Greece begins moving hundreds of refugees stranded at port to other towns

Greek authorities on Thursday began bussing hundreds of migrants and refugees to accommodation in other parts of Greece from a port near Athens, where they have spent weeks sleeping in the open in filthy conditions.

Nearly 6,000 people, most from Syria, Iraq and Afghanistan, have been stuck at the port of Piraeus and tensions have increasingly flared over food and phone chargers. Piraeus is about 12 km (eight miles) from central Athens.

The 6,000 people in Piraeus are among at least 51,000 refugees and migrants trapped in Greece after Balkan countries shut their borders this month, preventing them from moving on to wealthier northern Europe where they hope to start a new life.

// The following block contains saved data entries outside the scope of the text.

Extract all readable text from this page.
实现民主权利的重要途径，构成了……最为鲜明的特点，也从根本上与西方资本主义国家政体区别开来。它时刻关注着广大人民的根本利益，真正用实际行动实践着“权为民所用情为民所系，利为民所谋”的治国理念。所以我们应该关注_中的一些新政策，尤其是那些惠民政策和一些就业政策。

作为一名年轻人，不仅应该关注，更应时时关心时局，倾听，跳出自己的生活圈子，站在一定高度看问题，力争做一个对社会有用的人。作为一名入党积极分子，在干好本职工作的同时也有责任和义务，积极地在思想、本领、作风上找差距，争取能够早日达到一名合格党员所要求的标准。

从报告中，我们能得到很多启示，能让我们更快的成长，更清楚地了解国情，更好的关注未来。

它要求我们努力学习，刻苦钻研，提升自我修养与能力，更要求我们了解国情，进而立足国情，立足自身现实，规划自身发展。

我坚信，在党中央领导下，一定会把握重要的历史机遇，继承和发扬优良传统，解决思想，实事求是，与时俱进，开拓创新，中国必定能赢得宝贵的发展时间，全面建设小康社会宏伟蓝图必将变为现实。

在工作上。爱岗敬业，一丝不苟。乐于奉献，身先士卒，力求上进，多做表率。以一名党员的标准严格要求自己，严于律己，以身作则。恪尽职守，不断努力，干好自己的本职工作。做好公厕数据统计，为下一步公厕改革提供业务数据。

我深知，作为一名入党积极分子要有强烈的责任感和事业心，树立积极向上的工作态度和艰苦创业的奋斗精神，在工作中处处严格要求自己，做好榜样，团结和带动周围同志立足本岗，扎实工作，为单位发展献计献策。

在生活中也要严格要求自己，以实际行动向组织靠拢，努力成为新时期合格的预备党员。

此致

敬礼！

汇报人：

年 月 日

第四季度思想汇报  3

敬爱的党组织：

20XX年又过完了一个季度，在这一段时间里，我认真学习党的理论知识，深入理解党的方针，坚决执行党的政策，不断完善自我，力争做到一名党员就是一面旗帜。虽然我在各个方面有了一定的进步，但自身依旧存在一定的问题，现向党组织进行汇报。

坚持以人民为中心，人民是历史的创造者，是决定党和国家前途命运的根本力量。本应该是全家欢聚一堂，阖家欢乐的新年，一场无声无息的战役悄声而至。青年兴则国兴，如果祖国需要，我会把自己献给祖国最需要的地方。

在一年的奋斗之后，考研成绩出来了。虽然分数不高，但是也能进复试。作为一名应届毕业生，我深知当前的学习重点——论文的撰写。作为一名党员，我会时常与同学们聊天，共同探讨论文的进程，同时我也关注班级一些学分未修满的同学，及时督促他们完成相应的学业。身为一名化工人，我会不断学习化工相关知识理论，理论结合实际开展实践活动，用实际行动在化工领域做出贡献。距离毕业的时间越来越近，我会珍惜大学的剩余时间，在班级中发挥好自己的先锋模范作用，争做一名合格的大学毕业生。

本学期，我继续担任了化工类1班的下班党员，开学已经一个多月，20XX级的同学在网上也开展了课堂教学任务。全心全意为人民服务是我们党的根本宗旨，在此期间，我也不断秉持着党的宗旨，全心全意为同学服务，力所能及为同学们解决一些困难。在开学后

By mid-morning, at least four buses had departed Piraeus for the port town of Kyllini in western Greece, some 280 km (174 miles) from Athens, where they will be housed in a former tourist complex. Families gathered at the dock as more buses were expected to be deployed.

Other buses left for the cities of Ioannina and Larissa in northwestern and central Greece.

Ahmad Alakk, 23, an engineering student from Homs in Syria who has been stuck in Piraeus for 10 days, said police appeared only to be allowing Syrians to board the buses.

“They told us that here (in Piraeus) there are no services, no shower, nothing. (But we are) afraid to move to a place we don’t know. We heard it’s like a prison there, it’s far away from everything,” he said.

“But we understand that here it’s a port. This place is for tourists, not us,” he added.

Many tourists arriving in Athens head for the Greek islands from Piraeus.

“A DECENT PLACE”

Under a deal the European Union reached with Turkey this month, migrants who arrive in Greece from Turkey after March 20 are held in camps and are subject to being sent back to Turkey once their asylum claims have been processed.

The people now being moved from Piraeus arrived in Greece before the March 20 cut-off date.

Many migrants have been reluctant to leave Piraeus for fear that they will end up much further from the Greek-FYROM border in case it reopens.

“I believe the first group to go to Kyllini will relay the message to the rest that it’s a decent place, and we won’t have a problem moving (more) people there,” George Kyritsis, a government spokesman, told Greek TV.

Scuffles have broken out at the port, where people live in tents or on blankets in the open, with poor sanitation and little food.

Windows were smashed and eight people were injured in clashes between groups of Syrians and Afghans on Wednesday night, the government said.

Under the EU’s deal with Ankara, for every Syrian sent back to Turkey from Greece, one Syrian will be resettled directly to Europe from Turkey.

The returns are set to begin on April 4 but neither side is fully ready, with officials scrambling to be able to make at least a symbolic start as new arrivals rise with the advent of warmer weather in the Aegean.

The Greek parliament is expected to vote on Friday on a bill to facilitate the implementation of the EU-Turkey deal.